Details
-
Bug
-
Resolution: Fixed
-
Minor
-
None
-
3
-
12504
Description
There seems to be a flaw in the logic which extends the request deadline when sending early reply. This bit of code is supposed to check whether we're able to extend the deadline:
/* Fake our processing time into the future to ask the clients * for some extra amount of time */ at_measured(&svcpt->scp_at_estimate, at_extra + cfs_time_current_sec() - req->rq_arrival_time.tv_sec); /* Check to see if we've actually increased the deadline - * we may be past adaptive_max */ if (req->rq_deadline >= req->rq_arrival_time.tv_sec + at_get(&svcpt->scp_at_estimate)) { DEBUG_REQ(D_WARNING, req, "Couldn't add any time " "(%ld/%ld), not sending early reply\n", olddl, req->rq_arrival_time.tv_sec + at_get(&svcpt->scp_at_estimate) - cfs_time_current_sec()); RETURN(-ETIMEDOUT); }
This logic looks sound to me. The service estimate is bounded by at_max, so arrival time + service estimate is guaranteed to be less than or equal to at_max seconds after arrival time. If the current deadline is equal or greater than that, we cannot extend the deadline. The problem is with calculating the new deadline when the current deadline is less than the arrival time + service estimate sum:
newdl = cfs_time_current_sec() + at_get(&svcpt->scp_at_estimate);
Here we offset the current time rather than the arrival time. This is not only inconsistent with the above logic, but it can also result in a situation where we extend the deadline well past at_max seconds from the arrival time. In one instance we noticed timeouts on servers of 1076 seconds, and associated timeouts on clients of over 1300 seconds.

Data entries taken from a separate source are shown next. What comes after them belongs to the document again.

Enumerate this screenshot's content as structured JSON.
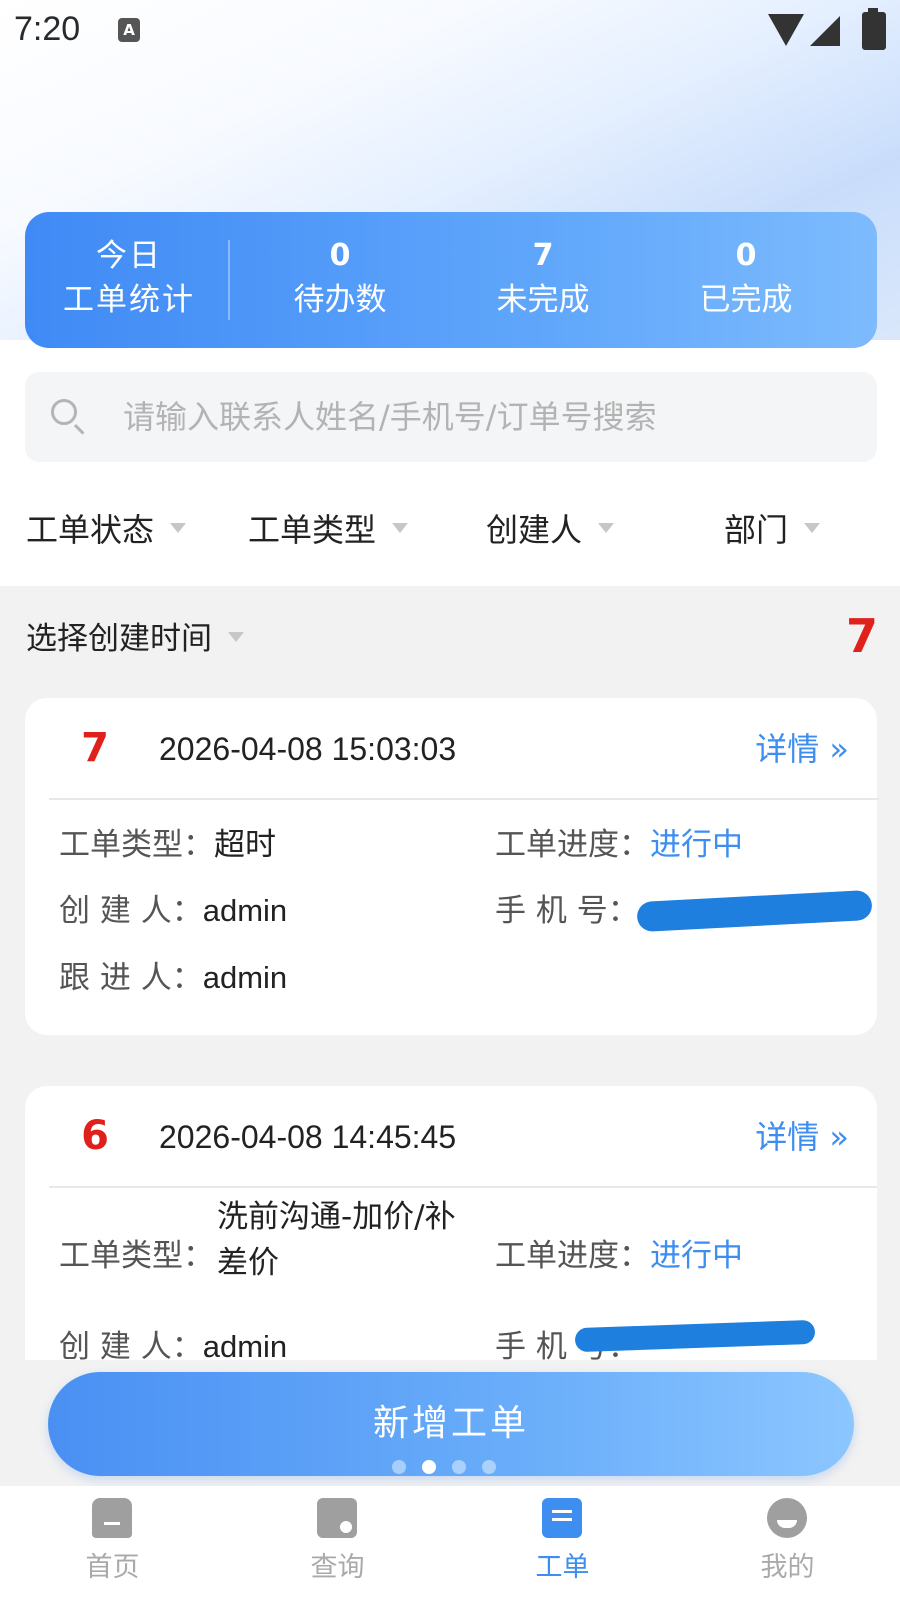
{
  "status_bar": {
    "time": "7:20",
    "notification_letter": "A"
  },
  "stats": {
    "title_line1": "今日",
    "title_line2": "工单统计",
    "items": [
      {
        "value": "0",
        "label": "待办数"
      },
      {
        "value": "7",
        "label": "未完成"
      },
      {
        "value": "0",
        "label": "已完成"
      }
    ]
  },
  "search": {
    "placeholder": "请输入联系人姓名/手机号/订单号搜索",
    "value": ""
  },
  "filters": [
    {
      "label": "工单状态"
    },
    {
      "label": "工单类型"
    },
    {
      "label": "创建人"
    },
    {
      "label": "部门"
    }
  ],
  "time_filter": {
    "label": "选择创建时间",
    "total": "7"
  },
  "orders": [
    {
      "index": "7",
      "created_at": "2026-04-08 15:03:03",
      "detail_label": "详情 »",
      "type_label": "工单类型：",
      "type_value": "超时",
      "progress_label": "工单进度：",
      "progress_value": "进行中",
      "creator_label": "创 建 人：",
      "creator_value": "admin",
      "phone_label": "手 机 号：",
      "follower_label": "跟 进 人：",
      "follower_value": "admin"
    },
    {
      "index": "6",
      "created_at": "2026-04-08 14:45:45",
      "detail_label": "详情 »",
      "type_label": "工单类型：",
      "type_value": "洗前沟通-加价/补差价",
      "progress_label": "工单进度：",
      "progress_value": "进行中",
      "creator_label": "创 建 人：",
      "creator_value": "admin",
      "phone_label": "手 机 号："
    }
  ],
  "new_order_button": "新增工单",
  "pager": {
    "count": 4,
    "active": 2
  },
  "tabs": [
    {
      "label": "首页",
      "icon": "home-icon"
    },
    {
      "label": "查询",
      "icon": "shirt-search-icon"
    },
    {
      "label": "工单",
      "icon": "order-icon"
    },
    {
      "label": "我的",
      "icon": "profile-icon"
    }
  ],
  "colors": {
    "accent": "#3d8ef0",
    "count_red": "#e0201b",
    "redaction": "#1f7fde"
  }
}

Similarly, on the client side, when an early reply is received we currently extend the deadline thusly:
req->rq_deadline = cfs_time_current_sec() + req->rq_timeout + ptlrpc_at_get_net_latency(req);
There are two things I think are potentially wrong with this. The first is that we again are offsetting the current time rather than, say, rq_sent or rq_arrival, which would make more sense to me. Secondly, and more importantly, the sum of req->rq_timeout and net latency can exceed at_max seconds. If my reading of the code is correct, both rq_timeout and net latency are bounded by at_max, so in worst case the sum could be 2*at_max.
I plan to push a patch to fix the server side issue.
- newdl = cfs_time_current_sec() + at_get(&svcpt->scp_at_estimate); + newdl = req->rq_arrival_time.tv_sec + at_get(&svcpt->scp_at_estimate);
One concern I have with this change is how it might affect things during recovery. I'm not as familiar with the recovery mode, so there may be some assumptions in there that this patch violates. Hopefully Maloo will let me know if this is the case
I have similar patch for the client side
- req->rq_deadline = cfs_time_current_sec() + req->rq_timeout + - ptlrpc_at_get_net_latency(req); + req->rq_deadline = req->rq_sent + min_t(int, at_max, req->rq_timeout + + ptlrpc_at_get_net_latency(req));
Same sort of concern w.r.t recovery mode. For now, I'm just planning on pushing the server side change. Thanks in advance for any feedback.